И точки в финале. Расстаемся. Уезжаю.

И я уезжаю, совсем уезжаю…

Куда-то в другие города и края…

Любимая Ася вышла замуж и уехала в Англию, «в другие края и города».

Потом подумалось о том, что если бы не жильцы, что снимали квартиру умершей бабушки, то можно было бы закрутить роман с «Аллой Пугачёвой», кассиршей Эллой из супермаркета. Идея об альковном приключении была бессмысленна, как и история с Нобелевской премией, он знал это... Я никогда не решусь, мне не дано…

Потом опять пришла мысль о квартире, на что жить, если не сдавать квартиру? На что и, главное, как жить? Нет любви ни в стихах, ни в жизни. Для меня нет.

Захотелось плакать.

Игорёк прижался к спящей жене…

«Косые дожди за окном, а в моем сердце зимняя стужа!»

Болтромеюк вспомнил черновую строчку белого стиха, что сочинил вчера. Неплохо. Только если стужа «зимняя», то пусть дожди будут «осенними». Да, так лучше. А если ещё добавить «упруго», «подруга», «подпруга»? Условно, как вариант…
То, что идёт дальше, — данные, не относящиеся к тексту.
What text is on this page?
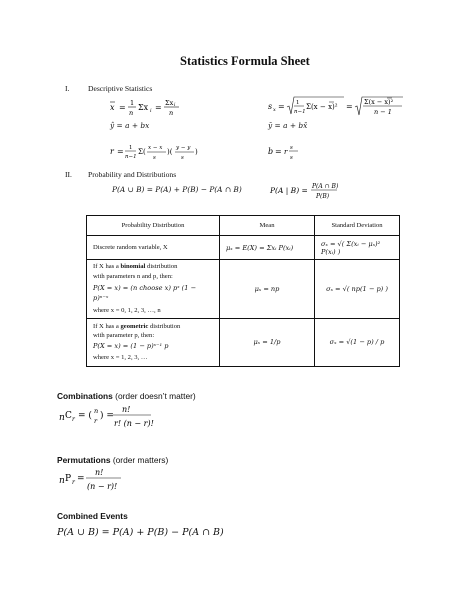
Statistics Formula Sheet
I. Descriptive Statistics
x = 1
n
Σx i = Σx i
n
s x = 1
n−1
Σ(x − x)² = Σ(x − x)²
n − 1
ŷ = a + bx	ȳ = a + bx̄
r = 1
n−1
Σ( x − x
s
)( y − y
s
)	b = r s
s
II. Probability and Distributions
P(A ∪ B) = P(A) + P(B) − P(A ∩ B)	P(A | B) = P(A ∩ B)
P(B)
Probability Distribution	Mean	Standard Deviation
Discrete random variable, X	μₓ = E(X) = Σxᵢ P(xᵢ)	σₓ = √( Σ(xᵢ − μₓ)² P(xᵢ) )

If X has a binomial distribution
with parameters n and p, then:
P(X = x) = (n choose x) pˣ (1 − p)ⁿ⁻ˣ
where x = 0, 1, 2, 3, …, n	μₓ = np	σₓ = √( np(1 − p) )

If X has a geometric distribution
with parameter p, then:
P(X = x) = (1 − p)ˣ⁻¹ p
where x = 1, 2, 3, …	μₓ = 1/p	σₓ = √(1 − p) / p
Combinations (order doesn’t matter)
n C r = ( n
r ) =
n!
r! (n − r)!
Permutations (order matters)
n P r =
n!
(n − r)!
Combined Events
P(A ∪ B) = P(A) + P(B) − P(A ∩ B)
Надо встать, подумал Игорёк, сварить кофе и записать рифмы и строчку про косые дожди. Осенние косые дожди… Встать и записать, пока не забыл.
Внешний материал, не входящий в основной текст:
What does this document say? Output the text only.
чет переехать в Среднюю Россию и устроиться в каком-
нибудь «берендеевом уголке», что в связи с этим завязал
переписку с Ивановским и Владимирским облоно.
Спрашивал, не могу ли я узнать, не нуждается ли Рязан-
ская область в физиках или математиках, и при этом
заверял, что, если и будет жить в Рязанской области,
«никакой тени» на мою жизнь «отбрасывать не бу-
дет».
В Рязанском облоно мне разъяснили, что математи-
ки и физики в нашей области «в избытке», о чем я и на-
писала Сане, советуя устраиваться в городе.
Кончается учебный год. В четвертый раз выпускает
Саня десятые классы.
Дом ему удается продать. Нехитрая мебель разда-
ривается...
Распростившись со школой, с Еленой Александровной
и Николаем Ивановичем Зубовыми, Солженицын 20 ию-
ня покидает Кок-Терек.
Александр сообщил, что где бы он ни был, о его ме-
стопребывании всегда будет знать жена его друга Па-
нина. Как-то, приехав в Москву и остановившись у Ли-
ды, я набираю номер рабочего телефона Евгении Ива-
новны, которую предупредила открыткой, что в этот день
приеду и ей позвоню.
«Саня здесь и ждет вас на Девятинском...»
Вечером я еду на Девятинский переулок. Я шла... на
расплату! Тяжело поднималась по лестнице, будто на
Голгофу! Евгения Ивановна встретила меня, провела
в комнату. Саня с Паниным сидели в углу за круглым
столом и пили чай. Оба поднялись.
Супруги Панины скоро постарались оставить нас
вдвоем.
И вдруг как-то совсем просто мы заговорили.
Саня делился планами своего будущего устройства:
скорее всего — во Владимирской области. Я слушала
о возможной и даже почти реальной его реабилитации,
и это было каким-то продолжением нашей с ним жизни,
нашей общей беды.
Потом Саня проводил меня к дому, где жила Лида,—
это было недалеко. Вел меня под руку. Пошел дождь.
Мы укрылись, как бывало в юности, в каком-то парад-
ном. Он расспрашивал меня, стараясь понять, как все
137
Ощутив уютный тёплый аромат, Игорёк поцеловал спящую жену в глубокое, волнующее пространство между грудей, тихо поднялся с постели и нашарив блокнот, который неизменно лежал на прикроватной тумбочке, на цыпочках пробрался в кухню.

Болтромеюк, раздумывая о том, что стихи его делают жизнь хотя бы отчасти осмысленной, приготовил себе кофе. Затем, стараясь не шуметь, записал всё то, что пришло ему в голову этим утром, испытывая нечто, напоминающее счастье…
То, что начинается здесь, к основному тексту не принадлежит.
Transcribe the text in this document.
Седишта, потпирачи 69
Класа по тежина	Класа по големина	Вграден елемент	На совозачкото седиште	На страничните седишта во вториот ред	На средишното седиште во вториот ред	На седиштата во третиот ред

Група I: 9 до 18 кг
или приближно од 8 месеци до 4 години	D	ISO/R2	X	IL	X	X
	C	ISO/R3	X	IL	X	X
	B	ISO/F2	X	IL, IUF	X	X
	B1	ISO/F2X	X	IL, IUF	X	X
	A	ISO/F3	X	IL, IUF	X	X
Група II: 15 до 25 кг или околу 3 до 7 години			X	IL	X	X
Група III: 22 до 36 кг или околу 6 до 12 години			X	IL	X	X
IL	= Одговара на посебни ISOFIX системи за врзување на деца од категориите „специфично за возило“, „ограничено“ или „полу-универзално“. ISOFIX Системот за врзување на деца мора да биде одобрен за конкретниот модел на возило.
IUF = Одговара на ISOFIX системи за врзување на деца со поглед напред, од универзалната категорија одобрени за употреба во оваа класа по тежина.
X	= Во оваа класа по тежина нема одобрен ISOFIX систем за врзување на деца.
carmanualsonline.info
Прихлебывая кофе, Игорёк постарался продолжить стихи про косые осенние дожди, но родилась только какая-то хилая строчка с рифмой «не жди». Рифму с окончанием «жги» он зачеркнул. «Дожди» и «не жди» вроде бы напомнили что-то, но Игорёк не стал вспоминать подробности, прихватив кофе, он вышел на балкон.

Окна в доме напротив порозовели - вставало солнце.

Горячий кофе отчетливо оттенял свежесть утра.

Кофе, солнце, утро, жизнь - всё, кроме стихов Игорька, было настоящее.

Кажется, там было не «Не жди», а наоборот - «Только очень жди»?

Во дворе гулко хлопнула дверца автомобиля, заработал двигатель.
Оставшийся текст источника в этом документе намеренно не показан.